Also- from here on out, I hope everyone can treat the rest of this thread in the same manner as the Wiki recipe. Things got off on a bad foot due to stress, misunderstandings, and frayed nerves, but lets move on to better footing. :)

Carrie- you said you'd like to make a Castile body wash. I may be partial, but when it comes to making liquid soap, you really and truly can't go wrong with the 'glycerin method', which is explained thoroughly in the links that several members posted in this thread.

As Obsidian stated in one of her posts from this thread, you can make a 100% Castile liquid soap with the glycerin method.
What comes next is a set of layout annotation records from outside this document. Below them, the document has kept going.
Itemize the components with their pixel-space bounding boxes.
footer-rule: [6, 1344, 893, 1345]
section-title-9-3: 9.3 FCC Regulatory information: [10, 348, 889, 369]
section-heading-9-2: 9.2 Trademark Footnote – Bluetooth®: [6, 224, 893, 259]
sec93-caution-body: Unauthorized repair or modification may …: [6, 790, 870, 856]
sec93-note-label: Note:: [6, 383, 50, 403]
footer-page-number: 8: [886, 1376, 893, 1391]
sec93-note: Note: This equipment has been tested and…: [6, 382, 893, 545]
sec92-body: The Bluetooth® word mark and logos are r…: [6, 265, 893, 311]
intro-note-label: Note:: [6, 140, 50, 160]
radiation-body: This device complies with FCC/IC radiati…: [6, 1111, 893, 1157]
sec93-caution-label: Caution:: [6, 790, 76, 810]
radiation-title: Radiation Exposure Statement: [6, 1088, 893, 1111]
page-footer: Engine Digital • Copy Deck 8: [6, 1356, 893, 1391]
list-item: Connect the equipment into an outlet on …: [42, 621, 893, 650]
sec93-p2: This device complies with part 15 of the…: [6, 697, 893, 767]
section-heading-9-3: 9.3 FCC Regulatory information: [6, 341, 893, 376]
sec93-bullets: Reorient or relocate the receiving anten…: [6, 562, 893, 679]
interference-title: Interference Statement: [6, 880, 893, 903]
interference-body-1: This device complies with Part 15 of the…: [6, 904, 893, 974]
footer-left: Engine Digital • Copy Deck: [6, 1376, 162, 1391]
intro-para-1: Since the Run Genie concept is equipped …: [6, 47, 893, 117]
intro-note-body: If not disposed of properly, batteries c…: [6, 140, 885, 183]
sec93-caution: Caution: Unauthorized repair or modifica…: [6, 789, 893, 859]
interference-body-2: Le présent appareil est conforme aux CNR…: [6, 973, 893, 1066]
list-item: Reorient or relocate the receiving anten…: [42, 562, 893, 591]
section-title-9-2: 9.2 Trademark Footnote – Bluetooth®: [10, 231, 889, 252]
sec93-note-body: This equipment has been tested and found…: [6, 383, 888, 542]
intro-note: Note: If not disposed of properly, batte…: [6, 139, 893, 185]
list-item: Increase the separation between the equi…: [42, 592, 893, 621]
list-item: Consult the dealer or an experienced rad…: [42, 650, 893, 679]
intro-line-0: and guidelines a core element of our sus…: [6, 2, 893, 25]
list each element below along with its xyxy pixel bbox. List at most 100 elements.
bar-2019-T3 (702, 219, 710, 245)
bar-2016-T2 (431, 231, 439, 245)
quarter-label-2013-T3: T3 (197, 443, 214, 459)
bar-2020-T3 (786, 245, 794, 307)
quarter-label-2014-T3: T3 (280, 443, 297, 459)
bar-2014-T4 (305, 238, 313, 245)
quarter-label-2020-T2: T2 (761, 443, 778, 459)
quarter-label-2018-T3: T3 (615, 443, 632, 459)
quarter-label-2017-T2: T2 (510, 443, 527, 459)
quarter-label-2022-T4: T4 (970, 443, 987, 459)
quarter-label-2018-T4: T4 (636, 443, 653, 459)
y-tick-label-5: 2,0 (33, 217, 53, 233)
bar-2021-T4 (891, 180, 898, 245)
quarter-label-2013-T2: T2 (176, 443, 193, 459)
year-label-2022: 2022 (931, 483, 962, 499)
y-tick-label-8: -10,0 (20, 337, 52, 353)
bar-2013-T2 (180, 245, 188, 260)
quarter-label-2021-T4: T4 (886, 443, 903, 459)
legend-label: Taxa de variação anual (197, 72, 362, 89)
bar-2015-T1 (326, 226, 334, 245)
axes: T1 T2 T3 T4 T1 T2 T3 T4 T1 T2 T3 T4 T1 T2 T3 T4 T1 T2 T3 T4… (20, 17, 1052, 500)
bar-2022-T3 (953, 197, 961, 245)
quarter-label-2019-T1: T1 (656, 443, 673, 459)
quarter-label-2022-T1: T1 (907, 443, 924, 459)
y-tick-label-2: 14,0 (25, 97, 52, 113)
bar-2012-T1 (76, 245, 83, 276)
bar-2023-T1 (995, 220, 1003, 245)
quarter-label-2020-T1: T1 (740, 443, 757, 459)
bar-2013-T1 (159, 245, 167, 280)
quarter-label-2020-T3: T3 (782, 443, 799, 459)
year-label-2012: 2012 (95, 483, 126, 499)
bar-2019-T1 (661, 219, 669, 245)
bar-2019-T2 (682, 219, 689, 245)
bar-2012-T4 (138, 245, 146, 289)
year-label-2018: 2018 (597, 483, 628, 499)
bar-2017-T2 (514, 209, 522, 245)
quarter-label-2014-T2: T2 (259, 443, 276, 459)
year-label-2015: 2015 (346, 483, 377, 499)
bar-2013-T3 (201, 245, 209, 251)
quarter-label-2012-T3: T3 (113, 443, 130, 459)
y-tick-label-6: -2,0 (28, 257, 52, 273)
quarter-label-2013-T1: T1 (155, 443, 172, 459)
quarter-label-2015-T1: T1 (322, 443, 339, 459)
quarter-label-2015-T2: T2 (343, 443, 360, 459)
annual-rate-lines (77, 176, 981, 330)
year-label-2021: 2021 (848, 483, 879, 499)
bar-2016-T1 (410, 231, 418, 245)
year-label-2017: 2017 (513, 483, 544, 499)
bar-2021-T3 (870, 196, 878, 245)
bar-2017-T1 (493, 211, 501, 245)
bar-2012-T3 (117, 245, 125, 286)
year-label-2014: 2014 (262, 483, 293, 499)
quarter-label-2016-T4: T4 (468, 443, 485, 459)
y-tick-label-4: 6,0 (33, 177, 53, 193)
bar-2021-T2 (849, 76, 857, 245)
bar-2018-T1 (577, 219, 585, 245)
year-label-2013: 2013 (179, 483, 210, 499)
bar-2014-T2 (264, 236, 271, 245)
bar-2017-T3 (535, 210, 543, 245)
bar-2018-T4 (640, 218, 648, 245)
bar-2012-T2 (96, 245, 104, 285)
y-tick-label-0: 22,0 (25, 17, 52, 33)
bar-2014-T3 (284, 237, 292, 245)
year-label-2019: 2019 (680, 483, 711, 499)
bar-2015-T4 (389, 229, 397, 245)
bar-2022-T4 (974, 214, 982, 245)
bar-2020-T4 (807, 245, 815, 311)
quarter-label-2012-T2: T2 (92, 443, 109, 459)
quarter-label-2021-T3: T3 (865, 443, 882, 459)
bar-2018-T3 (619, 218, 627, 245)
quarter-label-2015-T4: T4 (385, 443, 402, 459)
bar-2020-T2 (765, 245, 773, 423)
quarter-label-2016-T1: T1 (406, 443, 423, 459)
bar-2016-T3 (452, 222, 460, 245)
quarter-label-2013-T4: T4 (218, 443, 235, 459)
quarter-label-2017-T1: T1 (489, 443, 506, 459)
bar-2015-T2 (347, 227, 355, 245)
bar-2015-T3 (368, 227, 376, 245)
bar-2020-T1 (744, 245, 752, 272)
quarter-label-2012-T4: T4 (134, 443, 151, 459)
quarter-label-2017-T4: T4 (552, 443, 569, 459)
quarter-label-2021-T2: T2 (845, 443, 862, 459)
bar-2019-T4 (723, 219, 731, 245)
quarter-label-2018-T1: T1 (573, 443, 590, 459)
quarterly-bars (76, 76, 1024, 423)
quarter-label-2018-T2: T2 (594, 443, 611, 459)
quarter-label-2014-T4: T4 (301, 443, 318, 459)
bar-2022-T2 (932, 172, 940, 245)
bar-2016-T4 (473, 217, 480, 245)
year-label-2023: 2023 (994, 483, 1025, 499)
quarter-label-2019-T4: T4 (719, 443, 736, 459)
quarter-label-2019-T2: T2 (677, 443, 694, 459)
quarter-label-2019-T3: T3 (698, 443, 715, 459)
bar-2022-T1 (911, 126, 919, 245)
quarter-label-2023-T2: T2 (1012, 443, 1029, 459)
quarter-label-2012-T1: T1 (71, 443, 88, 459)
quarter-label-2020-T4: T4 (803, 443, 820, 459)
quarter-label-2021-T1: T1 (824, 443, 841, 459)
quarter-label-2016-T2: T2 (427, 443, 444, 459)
It sounds like you may have mistook the glycerin method as being a method for making glycerin bar soaps, which is understandable, but that is actually far from the case. The reason why we call this particular method of liquid soap-making the 'glycerin method' is because liquid vegetable glycerin is used in place of some of the water amount.

In case you are leery of using glycerin to make your liquid soap, you need to be aware that one of the natural by-products from making soap with lye is actually glycerin. The percentage of natural glycerin present in lye-based soaps generally runs somewhere between 10% and 15% or so, depending, so using extra glycerin to make lye-based liquid soap is really non-issue and nothing to be leery of......and the extra glycerin makes liquid soap-making so much easier (and much quicker!).

I do hope you'll stay on board and read through the suggested threads. There is a wealth of information there that will save you from so much frustration and that will get you started on the right foot.